И мы теперь должны были поддерживать, оберегать и отстаивать то необычайно яркое, что появилось среди нас.
Мы теперь должны были нести за него ответственность перед кем-то, кто придет, возможно, лишь после нас. И эта ответственность совсем не отягощала. Наоборот, она поддерживала нас и придавала силы. Между нами и нашими врагами еще резче обозначилась пусть незримая, но настоящая линия фронта, на которой мы стояли насмерть, чувствуя себя снова не замученными жертвами, а бойцами-воинами.

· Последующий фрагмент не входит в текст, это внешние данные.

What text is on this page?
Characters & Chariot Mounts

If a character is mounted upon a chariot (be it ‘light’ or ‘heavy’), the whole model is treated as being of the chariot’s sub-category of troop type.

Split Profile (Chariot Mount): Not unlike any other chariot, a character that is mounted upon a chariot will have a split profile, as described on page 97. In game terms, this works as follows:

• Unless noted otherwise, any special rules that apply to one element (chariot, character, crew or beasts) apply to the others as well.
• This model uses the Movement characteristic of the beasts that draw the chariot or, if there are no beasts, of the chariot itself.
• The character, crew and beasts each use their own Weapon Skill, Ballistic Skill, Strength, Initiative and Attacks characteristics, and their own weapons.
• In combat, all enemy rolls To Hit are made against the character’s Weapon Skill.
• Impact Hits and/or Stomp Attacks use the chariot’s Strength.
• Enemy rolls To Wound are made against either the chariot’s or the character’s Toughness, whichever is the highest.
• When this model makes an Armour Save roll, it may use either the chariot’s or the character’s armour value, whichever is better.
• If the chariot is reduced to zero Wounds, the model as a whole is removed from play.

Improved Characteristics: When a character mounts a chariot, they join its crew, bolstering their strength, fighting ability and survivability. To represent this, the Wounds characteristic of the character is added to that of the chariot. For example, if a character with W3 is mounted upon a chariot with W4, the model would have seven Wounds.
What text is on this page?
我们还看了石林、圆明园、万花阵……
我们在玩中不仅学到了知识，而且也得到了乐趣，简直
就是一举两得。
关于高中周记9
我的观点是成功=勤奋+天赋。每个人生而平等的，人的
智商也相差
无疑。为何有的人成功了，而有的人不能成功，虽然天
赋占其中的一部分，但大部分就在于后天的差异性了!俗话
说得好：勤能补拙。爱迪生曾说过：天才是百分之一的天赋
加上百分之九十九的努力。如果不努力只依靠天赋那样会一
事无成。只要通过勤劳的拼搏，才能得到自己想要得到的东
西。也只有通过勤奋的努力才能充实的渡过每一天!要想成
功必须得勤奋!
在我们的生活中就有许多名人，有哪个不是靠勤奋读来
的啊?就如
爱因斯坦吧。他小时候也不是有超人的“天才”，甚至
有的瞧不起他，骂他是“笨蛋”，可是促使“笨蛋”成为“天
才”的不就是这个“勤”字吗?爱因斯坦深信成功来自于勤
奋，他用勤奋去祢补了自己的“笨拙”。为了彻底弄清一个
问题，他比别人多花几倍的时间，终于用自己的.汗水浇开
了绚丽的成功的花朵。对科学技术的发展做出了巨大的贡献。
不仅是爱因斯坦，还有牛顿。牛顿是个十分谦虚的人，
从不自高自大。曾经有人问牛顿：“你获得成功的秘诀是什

А Дмитро рисовал, используя каждую свободную и удобную минуту. Рисовал в тетради, рисовал на влажной земле, прямо на полу, если не было возможности достать тетрадь. Он был необыкновенным, страстным до самозабвения художником. Не мог не рисовать, должен был творить, потому что, не рисуя, он, собственно, не жил. Творчество было потребностью его души, так же, наверное, как пение у птиц. И кто знает, что бы он отдал, на что бы пошел, лишь бы только рисовать. Кажется, и не жил бы, если бы его лишили такой возможности.